どっち、とわざとらしく耳元で囁かれ、耳まで顔が熱を帯びていく。
恥ずかしくて顔を見ていられず、視線を逸らした。


「逢坂ちゃんってさ、ほんと初々しい反応するよね。見てるこっちが恥ずかしいくらいにさ」
『…ごめん…』
「可愛いから全然いいよ!むしろもっと恥ずかしがってくれた方が、興奮するよね!」
『興奮……えっ……』


嘘なのか本当なのかわからないことを言いながら、王馬が二、三回キスを繰り返してくる。
唇、頬、そして、首筋にキスをされた時。
くすぐったさとは違う感覚を身体に刻まれた。


『…っいた……!』


皮膚を引っ張る、鈍い痛みが首もとに残る。
口を離した王馬が、また逢坂の唇にキスを落とした。
見つめながら唇を舐められ、王馬が何を期待しているのか伝わってくる。


「…舌、出して」


どうして王馬に至近距離で見つめられ、命令されると、簡単に服従させられてしまいそうになるんだろう。
それでも気恥ずかしさから迷っていると、王馬は逢坂の腰に回した腕を少しだけきつくして、身体をさらに密着させた。

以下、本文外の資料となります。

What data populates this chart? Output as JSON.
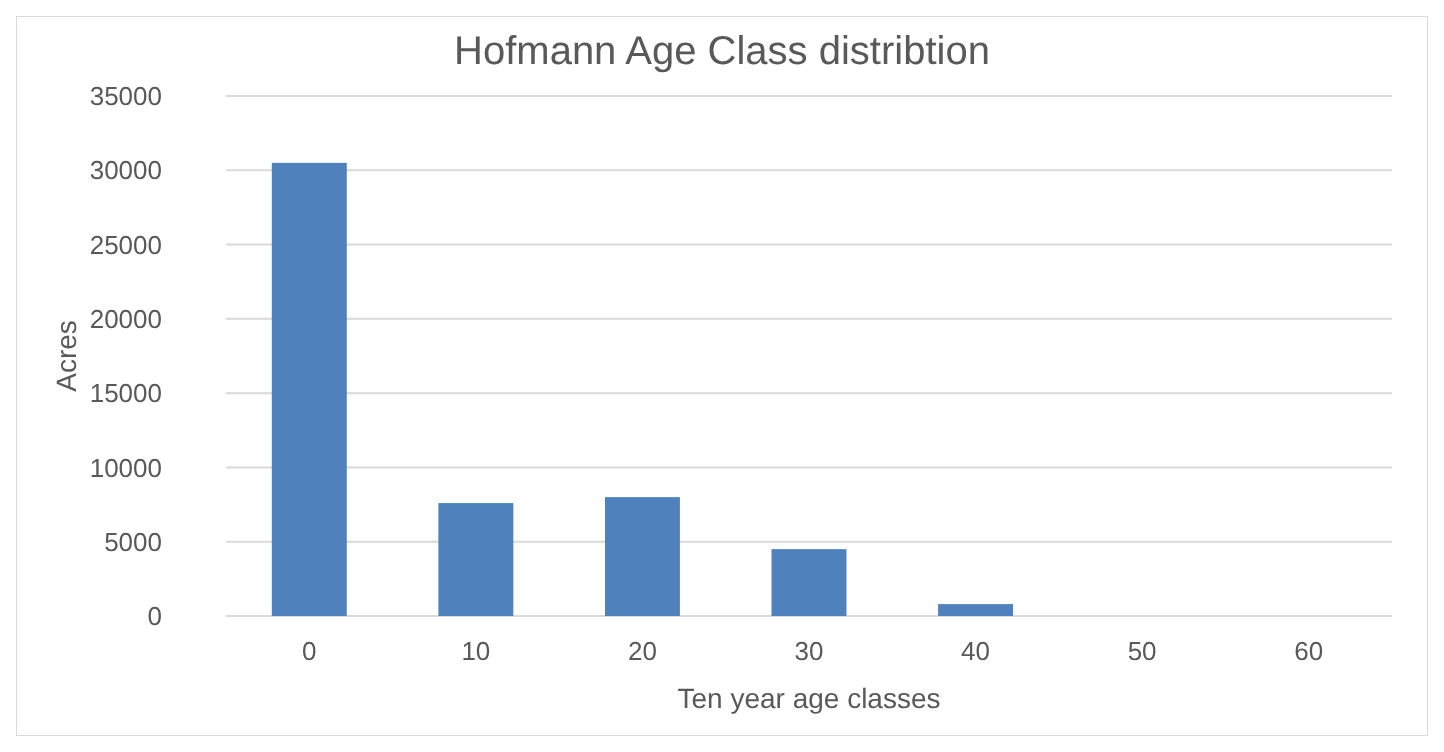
{
  "chart_data": {
    "type": "bar",
    "title": "Hofmann Age Class distribtion",
    "xlabel": "Ten year age classes",
    "ylabel": "Acres",
    "categories": [
      "0",
      "10",
      "20",
      "30",
      "40",
      "50",
      "60"
    ],
    "values": [
      30500,
      7600,
      8000,
      4500,
      800,
      null,
      null
    ],
    "color": "#4f81bd",
    "ylim": [
      0,
      35000
    ],
    "yticks": [
      0,
      5000,
      10000,
      15000,
      20000,
      25000,
      30000,
      35000
    ],
    "grid": "y"
  }
}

「どうしたの?もっと逢坂ちゃんに触れさせてよ。ひと月も我慢して、もう禁断症状出そうなくらいだったんだから」
『…っ…あのさ…』
「なに?」
『……なんでも、ない』
「なんでもないことないんでしょ。なに?」
『………』


赤面して、なんだか困った顔をしているようにも見える逢坂。
その表情を見て、王馬はぼんやりと考えた。


(ーーー可愛い。もっと恥ずかしがらせたい、もっと、オレのことで頭の中一杯にしてやりたい)


「……なに?あんまり焦らさないでよ」
『…っ……なんで?』
「なにが?」
『…なんで私なの?』
「……」


なんで?
そんな単純なことを、今さらどうして聞くんだろう。
王馬は我慢が出来なくなり、雑に答えて、また逢坂にキスをした。